Lo strato coperto (H) è d’argilla azzurognola, semipetrosa, simile a quella, che forma il piè del colle contiguo, e d’un ramo di monticelli, che prolungandosi incontrano Brebir, e passan oltre sino a Scardona. Non m’accomoderei agevolmente col celebre Sig. Raspe ad attribuire a’ Tremuoti queste fenditure verticali degli strati calcarei, e molti altri fenomeni somiglianti. Eglino sono troppo minutamente suddivisi, e troppo regolarmente, perchè si possa ripeterne le separazioni da un agente improvviso, e gagliardo. S’aggiunge per togliermi affatto da questa opinione l’aver io in più luoghi della Dalmazia osservato, che anche i solidi massi di marmo calcareo volgare ànno delle crepature, e fenditure in ogni senso, a un di presso come quelle de’ marmi sopraccennati, spiegate assai ingegnosamente dal dottissimo Monsig. Passeri nella sua Storia Naturale de’ Fossili del Pesarese, Opera degnissima di ricomparire alla luce, e d’essere, più di quello ch’è, conosciuta oltremonti. Non è già ch’io non sia disposto a concedere moltissimo coi Sig. Raspe (e col soprallodato amico mio Monsig. Passeri, che sembra parziale del sistema Hoockiano) alla forza de’ Tremuoti, e de’ fuochi Vulcanici, che li cagionano, allorquando si tratta di spiegare le gran fenditure, sfaldamenti, rovesciamenti delle montagne: ma gli esempj dei disequilibramenti, e rovine nate dai lunghi lavori sotterranei delle acque, sono tanto frequenti nelle provincie, ch’io nelle picciole mie peregrinazioni ò visitato, sì in Italia, come oltremare, che non ardirei di preferir loro cagioni più infrequenti, e rimote.

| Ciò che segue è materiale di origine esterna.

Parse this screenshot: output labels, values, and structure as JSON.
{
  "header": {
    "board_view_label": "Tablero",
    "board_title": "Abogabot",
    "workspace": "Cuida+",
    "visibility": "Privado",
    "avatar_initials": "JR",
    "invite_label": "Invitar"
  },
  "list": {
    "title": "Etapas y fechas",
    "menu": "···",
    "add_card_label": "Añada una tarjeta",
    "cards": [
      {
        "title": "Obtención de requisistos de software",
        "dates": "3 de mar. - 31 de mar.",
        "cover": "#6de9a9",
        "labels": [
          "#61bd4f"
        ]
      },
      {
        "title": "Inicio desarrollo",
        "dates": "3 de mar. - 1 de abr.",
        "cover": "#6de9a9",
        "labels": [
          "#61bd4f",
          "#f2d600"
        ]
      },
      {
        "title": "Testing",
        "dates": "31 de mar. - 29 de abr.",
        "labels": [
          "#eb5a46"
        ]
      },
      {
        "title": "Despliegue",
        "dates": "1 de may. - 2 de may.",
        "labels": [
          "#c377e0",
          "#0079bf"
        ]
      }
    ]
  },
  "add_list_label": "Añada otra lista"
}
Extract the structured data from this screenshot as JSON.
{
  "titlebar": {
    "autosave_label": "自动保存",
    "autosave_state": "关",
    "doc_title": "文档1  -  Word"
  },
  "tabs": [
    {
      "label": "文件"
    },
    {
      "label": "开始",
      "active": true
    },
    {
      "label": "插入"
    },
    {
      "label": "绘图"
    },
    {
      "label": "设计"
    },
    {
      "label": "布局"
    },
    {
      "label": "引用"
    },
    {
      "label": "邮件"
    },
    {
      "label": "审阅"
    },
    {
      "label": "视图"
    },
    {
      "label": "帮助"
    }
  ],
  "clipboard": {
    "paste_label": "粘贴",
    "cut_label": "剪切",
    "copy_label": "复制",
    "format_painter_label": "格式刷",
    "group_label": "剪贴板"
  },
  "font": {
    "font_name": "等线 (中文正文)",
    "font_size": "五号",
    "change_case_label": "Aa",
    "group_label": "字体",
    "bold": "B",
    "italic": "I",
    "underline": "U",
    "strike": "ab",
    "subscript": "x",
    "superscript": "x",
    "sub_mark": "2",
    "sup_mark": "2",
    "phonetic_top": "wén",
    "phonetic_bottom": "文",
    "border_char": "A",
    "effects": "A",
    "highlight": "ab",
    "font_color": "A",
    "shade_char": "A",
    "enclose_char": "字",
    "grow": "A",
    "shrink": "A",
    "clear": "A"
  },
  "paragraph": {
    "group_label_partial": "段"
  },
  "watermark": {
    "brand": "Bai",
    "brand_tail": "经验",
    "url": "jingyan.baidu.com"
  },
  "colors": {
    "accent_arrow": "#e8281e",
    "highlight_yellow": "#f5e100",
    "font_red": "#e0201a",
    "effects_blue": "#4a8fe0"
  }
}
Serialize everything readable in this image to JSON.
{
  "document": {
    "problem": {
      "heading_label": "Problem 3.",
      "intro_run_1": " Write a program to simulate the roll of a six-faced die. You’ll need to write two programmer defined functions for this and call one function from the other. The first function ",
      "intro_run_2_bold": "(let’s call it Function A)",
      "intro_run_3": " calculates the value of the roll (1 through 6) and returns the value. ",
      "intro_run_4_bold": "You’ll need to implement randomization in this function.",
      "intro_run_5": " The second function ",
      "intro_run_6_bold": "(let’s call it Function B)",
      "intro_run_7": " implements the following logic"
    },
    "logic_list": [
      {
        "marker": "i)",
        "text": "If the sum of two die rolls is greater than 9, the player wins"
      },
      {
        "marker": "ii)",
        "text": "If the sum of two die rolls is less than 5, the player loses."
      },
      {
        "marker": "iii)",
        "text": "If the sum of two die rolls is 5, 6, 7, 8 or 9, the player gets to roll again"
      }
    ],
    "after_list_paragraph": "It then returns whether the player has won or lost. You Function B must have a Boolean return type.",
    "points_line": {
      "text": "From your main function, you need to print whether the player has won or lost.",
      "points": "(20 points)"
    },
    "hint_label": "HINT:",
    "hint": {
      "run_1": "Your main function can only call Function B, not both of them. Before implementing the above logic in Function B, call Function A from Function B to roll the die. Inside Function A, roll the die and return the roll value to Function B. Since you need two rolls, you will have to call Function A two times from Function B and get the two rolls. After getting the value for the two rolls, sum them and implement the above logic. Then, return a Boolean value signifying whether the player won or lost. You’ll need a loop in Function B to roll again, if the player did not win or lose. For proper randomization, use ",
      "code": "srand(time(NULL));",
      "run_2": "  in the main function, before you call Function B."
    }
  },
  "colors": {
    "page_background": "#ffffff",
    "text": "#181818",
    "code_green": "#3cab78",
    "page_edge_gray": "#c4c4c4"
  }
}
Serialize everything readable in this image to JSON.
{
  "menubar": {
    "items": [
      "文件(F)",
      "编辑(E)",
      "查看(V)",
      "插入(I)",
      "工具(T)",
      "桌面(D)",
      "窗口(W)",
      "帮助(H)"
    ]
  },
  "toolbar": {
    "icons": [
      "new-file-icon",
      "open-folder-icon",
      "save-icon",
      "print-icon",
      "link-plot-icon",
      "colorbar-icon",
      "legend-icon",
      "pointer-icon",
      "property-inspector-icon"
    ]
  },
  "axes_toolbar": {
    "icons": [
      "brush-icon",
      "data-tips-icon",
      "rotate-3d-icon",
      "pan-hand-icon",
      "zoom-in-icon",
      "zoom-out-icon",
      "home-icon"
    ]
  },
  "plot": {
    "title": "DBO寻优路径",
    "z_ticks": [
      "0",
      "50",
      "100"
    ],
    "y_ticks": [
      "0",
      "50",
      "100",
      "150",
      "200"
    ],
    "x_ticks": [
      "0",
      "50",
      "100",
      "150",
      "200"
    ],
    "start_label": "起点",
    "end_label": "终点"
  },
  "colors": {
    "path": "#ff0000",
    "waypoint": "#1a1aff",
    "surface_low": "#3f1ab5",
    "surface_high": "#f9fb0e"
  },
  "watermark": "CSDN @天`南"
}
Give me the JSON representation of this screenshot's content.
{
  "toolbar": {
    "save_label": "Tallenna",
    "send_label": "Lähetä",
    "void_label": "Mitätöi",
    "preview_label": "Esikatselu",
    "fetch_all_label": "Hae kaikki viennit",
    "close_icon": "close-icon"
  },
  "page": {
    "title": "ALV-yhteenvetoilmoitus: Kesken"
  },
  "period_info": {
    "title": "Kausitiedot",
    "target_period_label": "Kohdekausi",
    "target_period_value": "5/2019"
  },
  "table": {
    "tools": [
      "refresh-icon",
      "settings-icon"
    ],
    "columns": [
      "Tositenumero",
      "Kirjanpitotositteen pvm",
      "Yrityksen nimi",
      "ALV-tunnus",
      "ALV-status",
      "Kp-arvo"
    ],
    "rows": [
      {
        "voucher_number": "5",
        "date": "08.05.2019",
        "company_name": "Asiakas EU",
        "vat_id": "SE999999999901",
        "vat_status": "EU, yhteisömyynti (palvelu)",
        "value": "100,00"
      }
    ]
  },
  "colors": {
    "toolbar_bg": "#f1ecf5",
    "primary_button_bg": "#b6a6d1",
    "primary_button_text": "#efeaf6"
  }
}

Sotto la Villa d’Ostrovizza è una palude, il di cui fondo di Torba colpito da un fulmine alcuni anni sono arse lungamente, non dando verun segno d’incen[p. 39 modifica]dio se non in tempo di notte. Spento che fu il fuoco sotterraneo, restò tutto nero, e sterile il terreno sovrappostovi, e appunto la di lui negrezza, destando la mia curiosità, mi fece rilevare questa cosa. Mi accorderà l’Eccellenza Vostra, che fra le origini de’ monti Vulcanici abbiamo un diritto di mettere anche i fulmini? Se desse un fulmine in qualche Monte di zolfo, non farebb’egli probabilmente più romore, non avrebbe più riflessibili conseguenze di quello ch’ebbe nelle umide torbiere d’Ostrovizza? Mi risovviene a questo proposito d’aver letto in qualche luogo, che il Signor Linneo viaggiando pell’Isola d’Oeland vide ardere a Moe Kelby alcuni monticelli di minerai, dal quale era già stato cavato l’Allume; l’incendio accidentale avea incominciato due anni prima, ch’egli passasse di quel luogo: il Vulcanetto avea molti caratteri della Solfatara di Pozzuoli. Kempfero à notato ne’ suoi Viaggi del Giappone un Vulcano nato dall’accensione casuale d’una minera di Carbon fossile.

Un boschetto, non molto lontano da questo sito, produce nelle stagioni d’Autunno, e di Primavera una enorme spezie di Fungo, che rassomiglia perfettamente al Carrarese, sopra di cui l’ottimo Amico nostro Sig. Marsili, PP. di Botanica nell’Università di Padova, ci à dato un aureo Opuscolo1. Le vipere amano quel sito, detto da’ soldati il Picchetto, e vi moltiplicano più che in qualunque altro luogo vicino. I Frassini danno anche in que’ contorni abbondante Manna, e di ottima qualità: ma i Morlacchi nemmeno colà ànno imparato la semplice operazione, che si richiede per farla stillare dai rami.

  1. Fungi Carrariensis Historia. Pat. 1766. in 4.